Which number can be $x$?
$\vert 1-\vert x-1\vert\vert\lt1$
I got:
$1-x+1=0 \Longrightarrow \boldsymbol{x_1} = 0$ $-1+x-1=0\Longrightarrow \boldsymbol{x_2} = 2$
What is the method of calculation?
THANKS
Which number can be $x$?
$\vert 1-\vert x-1\vert\vert\lt1$
I got:
$1-x+1=0 \Longrightarrow \boldsymbol{x_1} = 0$ $-1+x-1=0\Longrightarrow \boldsymbol{x_2} = 2$
What is the method of calculation?
THANKS
We have $|1-|x-1||\lt 1$ if and only if $-1\lt 1-|x-1| \lt 1.$ Subtract $1$ from each expression. So our inequalities are equivalent to $-2 \lt -|x-1| \lt 0,$ or equivalently $0\lt |x-1| \lt 2.$ The part $0\lt |x-1|$ is no problem, it holds everywhere except at $x=1$. So you are down to a familiar inequality $|x-1|\lt 2$, with the proviso that $x\ne 1$.

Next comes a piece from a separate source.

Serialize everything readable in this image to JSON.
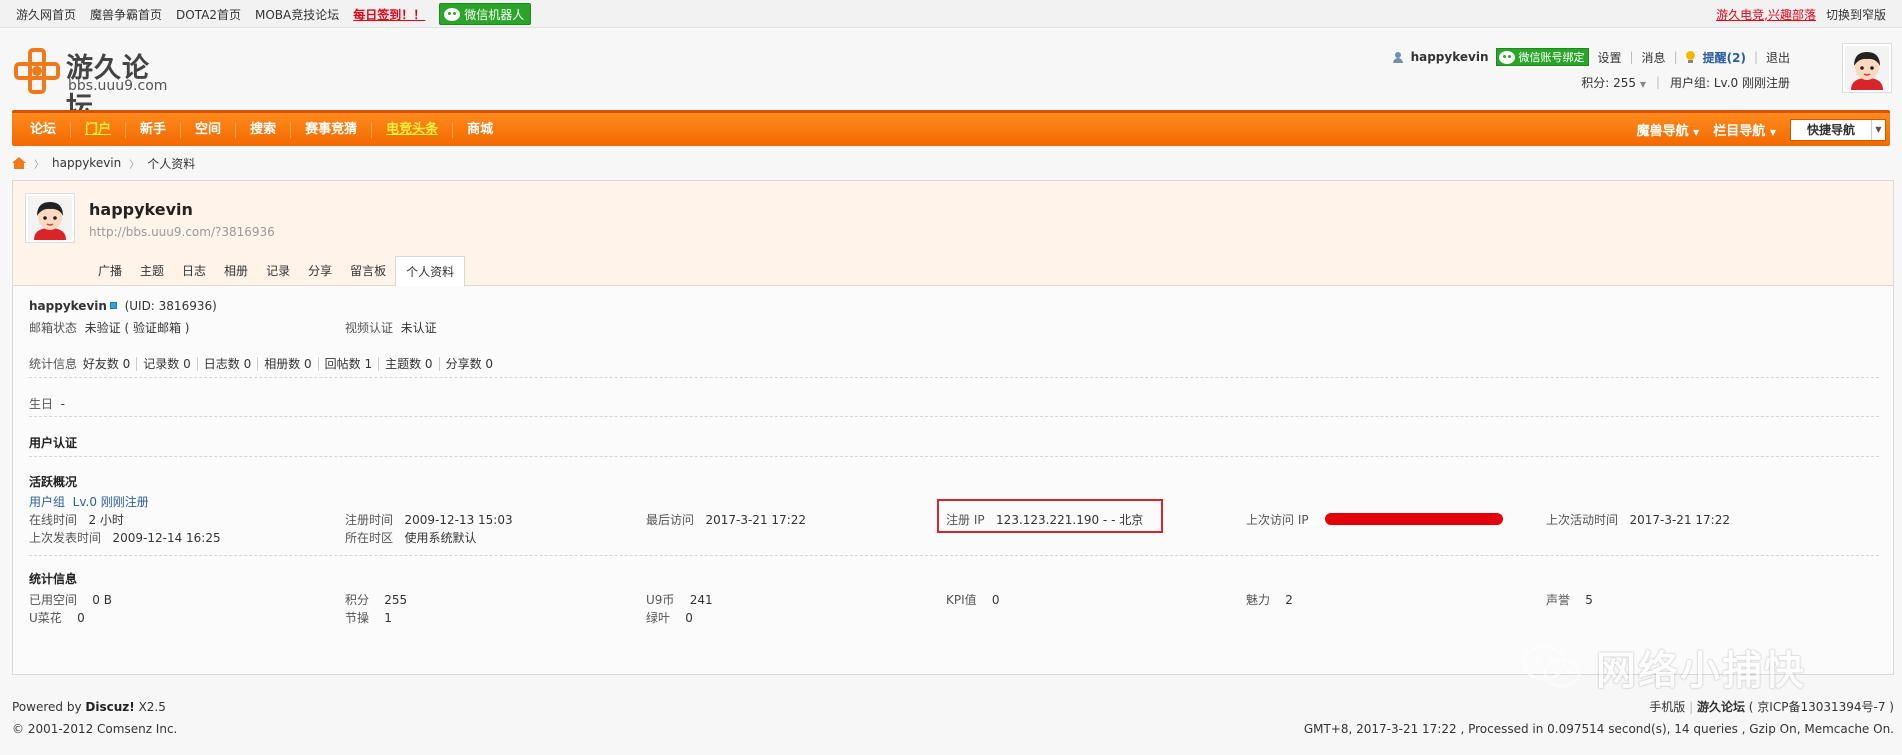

Another way: Our inequality holds if and only if $(1-|x-1|)^2\lt 1.$ Expand the square, and do some algebraic simplification. We arrive at the inequality $|x-1|^2 \lt |x-1|.$ Remembering that we cannot have $x=1$, we can cancel and arrive at $|x-1|\lt 2$, again, familiar territory. This says that the distance of $x$ from $1$ is $\lt 2$. So $-1\lt x\lt 3$, with $x\ne 1$. Alternately, we can give the answer by saying that $x$ satisfies the inequality if $x$ is in the interval $(-1,1)$ or the interval $(1,2)$.